Hayat Mertebeleri
Modül Temel Bilgileri
Modül (Alt Konu)
Amaçlar
Yöntem ve Teknik-Etkinlik
Materyal ve Teknoloji
İşleniş/Öğrenme-Öğretme Süreci
- Etkinlik-1
- Katılımcı sayısına göre bir fazla grup oluşturulabilir.
- Gruplar “hayat mertebeleri ve özellikleri nelerdir?” Sorusu balık kılçığının ana gövdesine yazılır.
- Gruplar her bir kılçığa hayat mertebelerini yazar ve her birinin özelliklerini alt kılçıklara yazarlar.
- Yazılanlar paylaşılır.
- Birden fazla grup olduğu durumlarda gruplar yaptıklarını değiştirerek birbirlerinin yaptıklarını incelerler.
Ölçme ve Değerlendirme
İlişkili Metinler
﷽
Birinci Sual: Hazret-i Hızır (as) hayatta mıdır? Hayatta ise, niçin bazı mühim ulema hayatını kabul etmiyorlar?
Elcevap: Hayattadır. Fakat merâtib-i hayat beştir. O, ikinci mertebededir. Bu sebepten, bazı ulema hayatından şüphe etmişler.
Birinci tabaka-i hayat: Bizim hayatımızdır ki çok kayıtlarla mukayyeddir.
İkinci tabaka-i hayat: Hazret-i Hızır ve İlyas Aleyhimesselâmın hayatlarıdır ki bir derece serbesttir. Yani bir vakitte pek çok yerlerde bulunabilirler. Bizim gibi beşeriyet levazımatıyla daimî mukayyed değillerdir. Bazen istedikleri vakit bizim gibi yerler, içerler; fakat bizim gibi mecbur değillerdir. Tevatür derecesinde, ehl-i şuhud ve keşif olan evliyanın Hazret-i Hızır ile maceraları, bu tabaka-i hayatı tenvir ve ispat eder.
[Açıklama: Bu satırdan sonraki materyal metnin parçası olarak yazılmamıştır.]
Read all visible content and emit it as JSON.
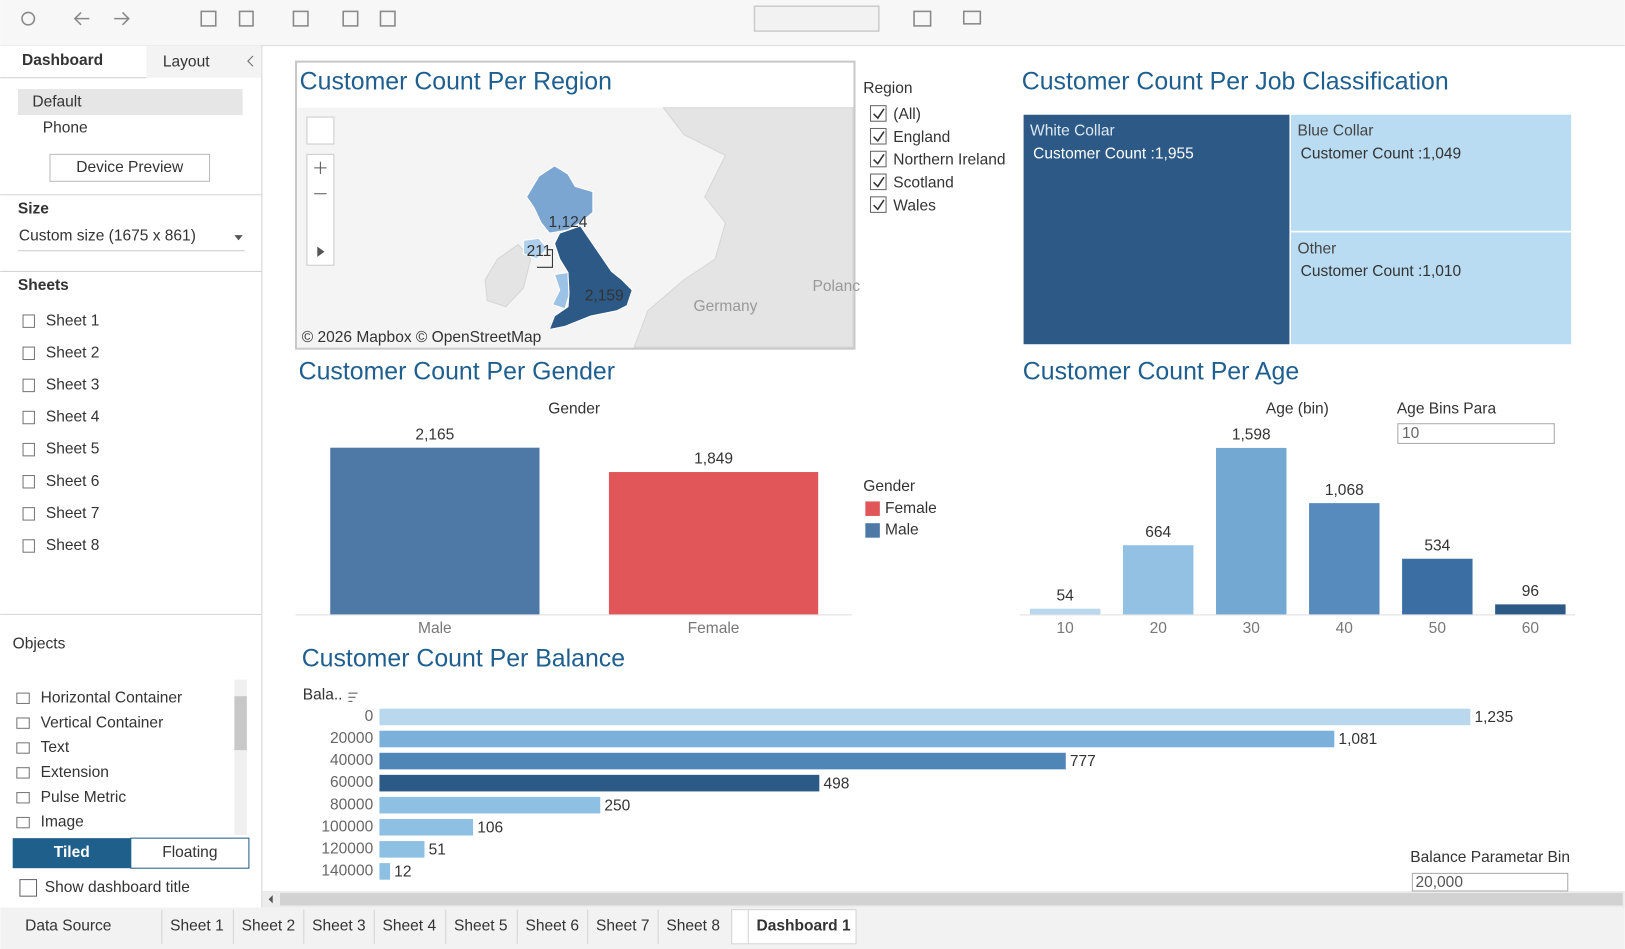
{
  "side_panel": {
    "tabs": [
      "Dashboard",
      "Layout"
    ],
    "devices": [
      "Default",
      "Phone"
    ],
    "device_preview": "Device Preview",
    "size_heading": "Size",
    "size_value": "Custom size (1675 x 861)",
    "sheets_heading": "Sheets",
    "sheets": [
      "Sheet 1",
      "Sheet 2",
      "Sheet 3",
      "Sheet 4",
      "Sheet 5",
      "Sheet 6",
      "Sheet 7",
      "Sheet 8"
    ],
    "objects_heading": "Objects",
    "objects": [
      "Horizontal Container",
      "Vertical Container",
      "Text",
      "Extension",
      "Pulse Metric",
      "Image"
    ],
    "layout_modes": [
      "Tiled",
      "Floating"
    ],
    "show_title": "Show dashboard title"
  },
  "bottom_tabs": [
    "Data Source",
    "Sheet 1",
    "Sheet 2",
    "Sheet 3",
    "Sheet 4",
    "Sheet 5",
    "Sheet 6",
    "Sheet 7",
    "Sheet 8",
    "Dashboard 1"
  ],
  "region_map": {
    "type": "map",
    "title": "Customer Count Per Region",
    "values": [
      1124,
      211,
      2159
    ],
    "value_labels": [
      "1,124",
      "211",
      "2,159"
    ],
    "colors": [
      "#7ba6d2",
      "#aed0ec",
      "#2c5985"
    ],
    "places": [
      "Polanc",
      "Germany"
    ],
    "attribution": "© 2026 Mapbox © OpenStreetMap"
  },
  "region_filter": {
    "title": "Region",
    "items": [
      "(All)",
      "England",
      "Northern Ireland",
      "Scotland",
      "Wales"
    ]
  },
  "job_treemap": {
    "type": "treemap",
    "title": "Customer Count Per Job Classification",
    "categories": [
      "White Collar",
      "Blue Collar",
      "Other"
    ],
    "values": [
      1955,
      1049,
      1010
    ],
    "value_labels": [
      "Customer Count :1,955",
      "Customer Count :1,049",
      "Customer Count :1,010"
    ],
    "colors": [
      "#2c5985",
      "#b9dcf2",
      "#b9dcf2"
    ]
  },
  "gender_chart": {
    "type": "bar",
    "title": "Customer Count Per Gender",
    "axis_header": "Gender",
    "categories": [
      "Male",
      "Female"
    ],
    "values": [
      2165,
      1849
    ],
    "value_labels": [
      "2,165",
      "1,849"
    ],
    "colors": [
      "#4e79a7",
      "#e15759"
    ],
    "ylim": [
      0,
      2530
    ],
    "legend": {
      "title": "Gender",
      "entries": [
        {
          "name": "Female",
          "color": "#e15759"
        },
        {
          "name": "Male",
          "color": "#4e79a7"
        }
      ]
    }
  },
  "age_chart": {
    "type": "bar",
    "title": "Customer Count Per Age",
    "axis_header": "Age (bin)",
    "categories": [
      "10",
      "20",
      "30",
      "40",
      "50",
      "60"
    ],
    "values": [
      54,
      664,
      1598,
      1068,
      534,
      96
    ],
    "value_labels": [
      "54",
      "664",
      "1,598",
      "1,068",
      "534",
      "96"
    ],
    "colors": [
      "#b9d8ee",
      "#93c1e3",
      "#72a8d2",
      "#578bbd",
      "#3b6ea3",
      "#2c5985"
    ],
    "ylim": [
      0,
      1870
    ],
    "parameter": {
      "label": "Age Bins Para",
      "value": "10"
    }
  },
  "balance_chart": {
    "type": "hbar",
    "title": "Customer Count Per Balance",
    "axis_header": "Bala..",
    "categories": [
      "0",
      "20000",
      "40000",
      "60000",
      "80000",
      "100000",
      "120000",
      "140000"
    ],
    "values": [
      1235,
      1081,
      777,
      498,
      250,
      106,
      51,
      12
    ],
    "value_labels": [
      "1,235",
      "1,081",
      "777",
      "498",
      "250",
      "106",
      "51",
      "12"
    ],
    "colors": [
      "#b9d8ee",
      "#7ab0d9",
      "#4f86b8",
      "#2c5a86",
      "#8ec0e3",
      "#8ec0e3",
      "#8ec0e3",
      "#8ec0e3"
    ],
    "xlim": [
      0,
      1350
    ],
    "parameter": {
      "label": "Balance Parametar Bin",
      "value": "20,000"
    }
  }
}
Hatta makamat-ı velâyette bir makam vardır ki “Makam-ı Hızır” tabir edilir. O makama gelen bir velî, Hızır’dan ders alır ve Hızır ile görüşür. Fakat bazen o makam sahibi, yanlış olarak ayn-ı Hızır telâkki olunur.
Üçüncü tabaka-i hayat: Hazret-i İdris ve İsa Aleyhimesselâmın tabaka-i hayatlarıdır ki beşeriyet levazımatından tecerrüdle, melek hayatı gibi bir hayata girerek nurânî bir letafet kesb eder. Âdeta beden-i misalî letafetinde ve cesed-i necmî nuraniyetinde olan cism-i dünyevîleriyle semavatta bulunurlar.
“Ahirzamanda Hazret-i İsa Aleyhisselâm gelecek, Şeriat-ı Muhammediye (asm) ile amel edecek” mealindeki hadisin sırrı şudur ki:
Ahirzamanda felsefe-i tabiiyenin verdiği cereyan-ı küfriye ve inkâr-ı ulûhiyete karşı, İsevîlik dini tasaffî ederek ve hurafattan tecerrüd edip İslâmiyet’e inkılâb edeceği bir sırada, nasıl ki İsevîlik şahs-ı manevîsi, vahy-i semavî kılıcıyla o müthiş dinsizliğin şahs-ı manevîsini öldürür; öyle de, Hazret-i İsa Aleyhisselâm, İsevîlik şahs-ı manevîsini temsil ederek, dinsizliğin şahs-ı manevîsini temsil eden Deccalı öldürür. Yani inkâr-ı ulûhiyet fikrini öldürecek.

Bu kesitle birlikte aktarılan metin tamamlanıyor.